Berdasarkan data sensus pertanian pertama tahun 1963, pola penguasaan dan kepemilikan tanah pertanian sangat tidak merata. Rasio Gini (untuk menyatakan kecenderungan ketimpangan pendapatan kesejahteraan atau distribusi tanah) penguasaan tanah (sekitar 12,9 juta hektar lahan pertanian yang dikuasai oleh sekitar 12, 2 juta rumah tangga petani) adalah 0,55 yang berarti tingkat konsentrasi penguasaan tanah juga tinggi. Data sensus pertanian selanjutnya memperlihatkan Rasio Gini penguasaan tanah yang cenderung terus membesar kecuali tahun 1983.

Secara berurutan, 0,70 (1973), 0,64 (1983), 0,67 (1993), 0,72 (2003) dan 0,70 (2013). Amanat UU No. 56/1960 agar setiap keluarga petani memiliki tanah pertanian dengan luas minimum 2 hektar, hingga kini gagal diimplementasikan Pengolahan data BPS, SUTAS tahun 2018, menjelaskan stuktur kepemilikan tanah petani yang sangat timpang. Dari 27,7 juta rumah tangga usaha pertanian (RUTP). 89,1 persen diantaranya hanya memiliki tanah pertanian kurang dari 2 hektar.

Sedangkan prosentase RUTP dengan luas kepemilikan tanah < 0,5 yaitu sebesar 58,7 %; RUTP dengan luas tanah 0,5-1,9 Ha berjumlah 30,4 %; dan RUTP dengan luas tanah 2,0-4,9 Ha sebesar 9,2 %; dan RUTP dengan luas <5,0 Ha berjumlah 1,7 %. Fakta lain ketimpangan ditunjukkan oleh penguasaan tanah skala besar oleh perusahaan besar, swasta atau BUMN. Data yang diolah dari BPS dan Kementerian ESDM (2016) menjelaskan: 65 perusahaan migas menguasai 15,65 juta hektar; 43 perusahaan hutan alam menguasai 7,59 juta hektar; 24 perusahaan hutan tanaman industri menguasai 4,73 juta hektar; 15 perusahaan sawit menguasai 3,16 juta hektar; 20 perusahaan mineral menguasai 2,86 juta hektar dan 40 perusahaan batu bara menguasai 1,11 juta hektar tanah.

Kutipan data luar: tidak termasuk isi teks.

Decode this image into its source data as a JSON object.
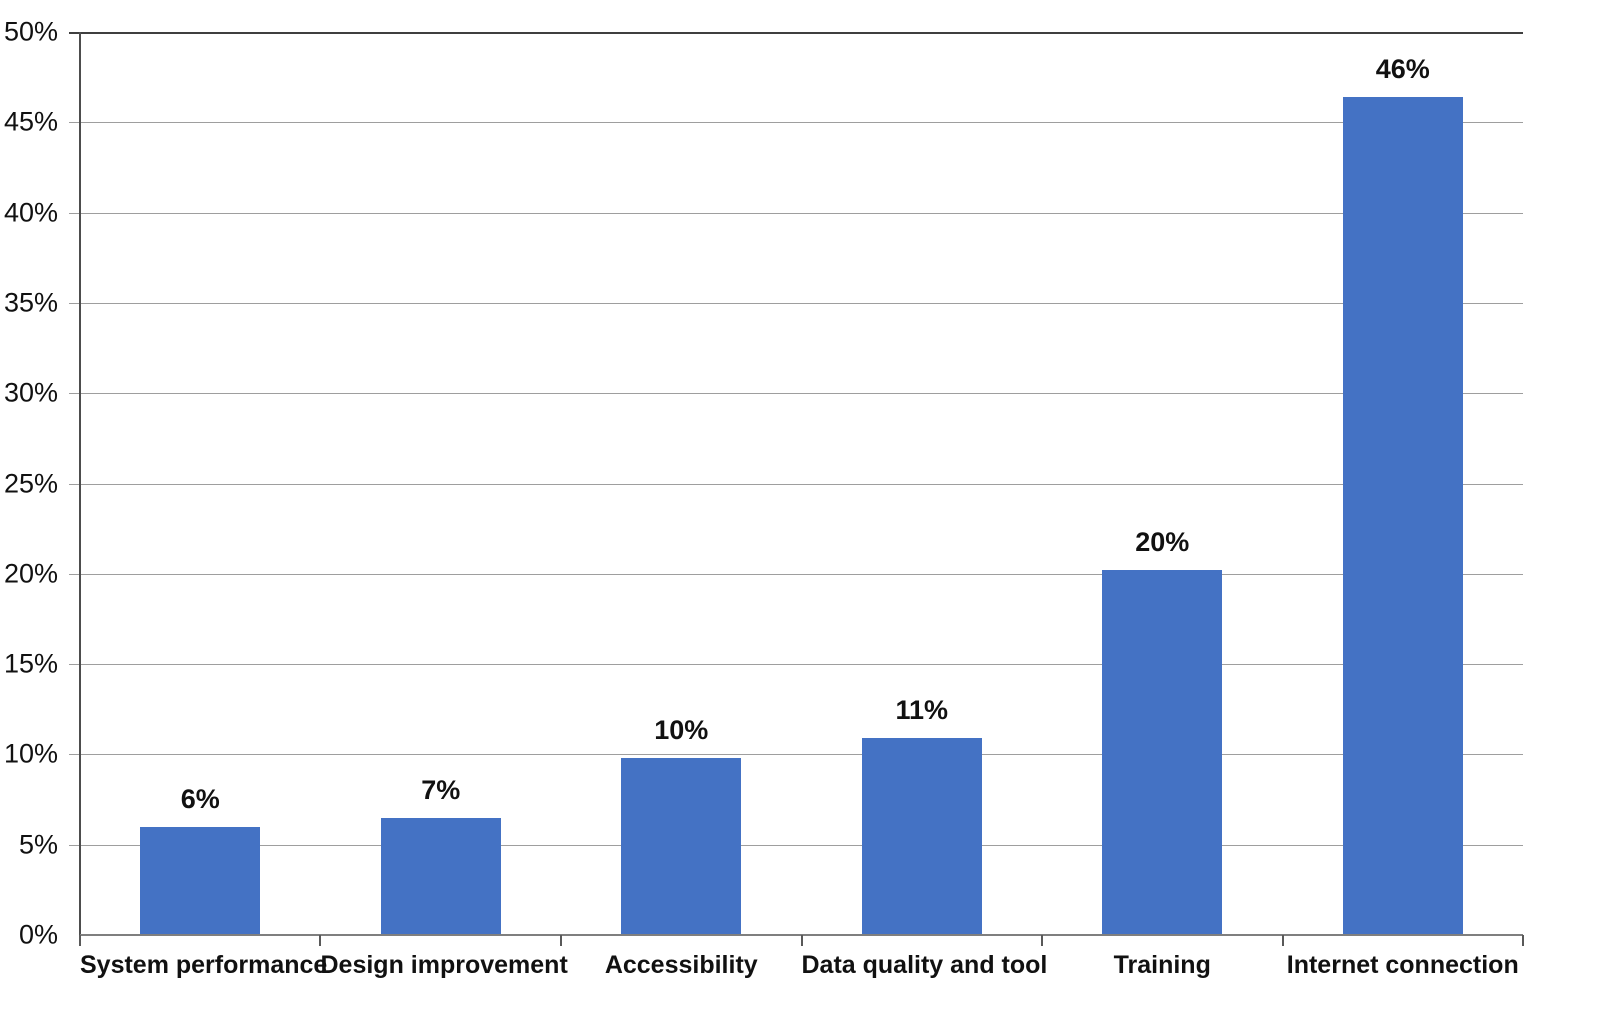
{
  "chart_data": {
    "type": "bar",
    "title": "",
    "xlabel": "",
    "ylabel": "",
    "categories": [
      "System performance",
      "Design improvement",
      "Accessibility",
      "Data quality and tool",
      "Training",
      "Internet connection"
    ],
    "values": [
      6.0,
      6.5,
      9.8,
      10.9,
      20.2,
      46.4
    ],
    "data_labels": [
      "6%",
      "7%",
      "10%",
      "11%",
      "20%",
      "46%"
    ],
    "ylim": [
      0,
      50
    ],
    "ytick_step": 5,
    "ytick_labels": [
      "0%",
      "5%",
      "10%",
      "15%",
      "20%",
      "25%",
      "30%",
      "35%",
      "40%",
      "45%",
      "50%"
    ],
    "grid": true,
    "legend": false,
    "bar_width_ratio": 0.5,
    "colors": {
      "bar": "#4472C4",
      "gridline": "#9E9E9E",
      "top_gridline": "#3F3F3F",
      "y_axis": "#4D4D4D",
      "x_axis": "#7F7F7F",
      "tick": "#595959",
      "text": "#111111",
      "background": "#FFFFFF"
    }
  }
}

Dominasi RUTP yang memiliki luas tanah kurang dari 0,5 Ha, terkait erat ketimpangan kemakmuran keluarga petani terutama hak hidup sejahtera lahir dan batin, bertempat tinggal dan mendapatkan lingkungan hidup yang baik dan sehat, serta memperoleh pelayanan kesehatan (Pasal 28H ayat 1 UUD 1945). Hingga 2010, dari 61,2 juta rumah tangga, 44,0 % rumah tangga memiliki luas lantai tempat tinggal kurang dari 50 meter persegi. Pada saat yang sama, 2,3 persen rumah tangga memiliki lantai tempat tinggal lebih dari 200 meter persegi.

Ketimpangan tersebut merefleksikan ketimpangan pendapatan antar kelas sosial yang tinggi. Berdasarkan Gini Rasio distribusi kekayaan di berbagai Negara, Indonesia merupakan negara nomor enam di dunia yang kekayaannya paling tidak merata. Data Credit Suisse menunjukkan, empat milyader paling kaya di Indonesia memiliki kekayaan $ 25 miliar lebih banyak dari total kekayaan 100 juta penduduk miskin yang jika digabungkan hanya mencapai $ 24 miliar.

Orang paling kaya di Indonesia membutuhkan waktu 22 tahun untuk menghabiskan kekayaannya bila ia berbelanja
$ 1 juta per hari. Fakta dan data di atas menggambarkan tanah untuk kaum kapital bukan untuk kaum tani yang berakibat kesenjangan. Sebagian merupakan warisan kolonial, memburuk di era kemerdekaan oleh kapitalisme kroni. Politik ekonomi Indonesia yang bergantung pada ektrasi sumber daya alam dan pengejaran rente dari tanah, membuat akuisisi lahan skala luas oleh korporasi dan alih fungsi tanah pertanian secara massif untuk kepentingan residensial dan industri berjalan.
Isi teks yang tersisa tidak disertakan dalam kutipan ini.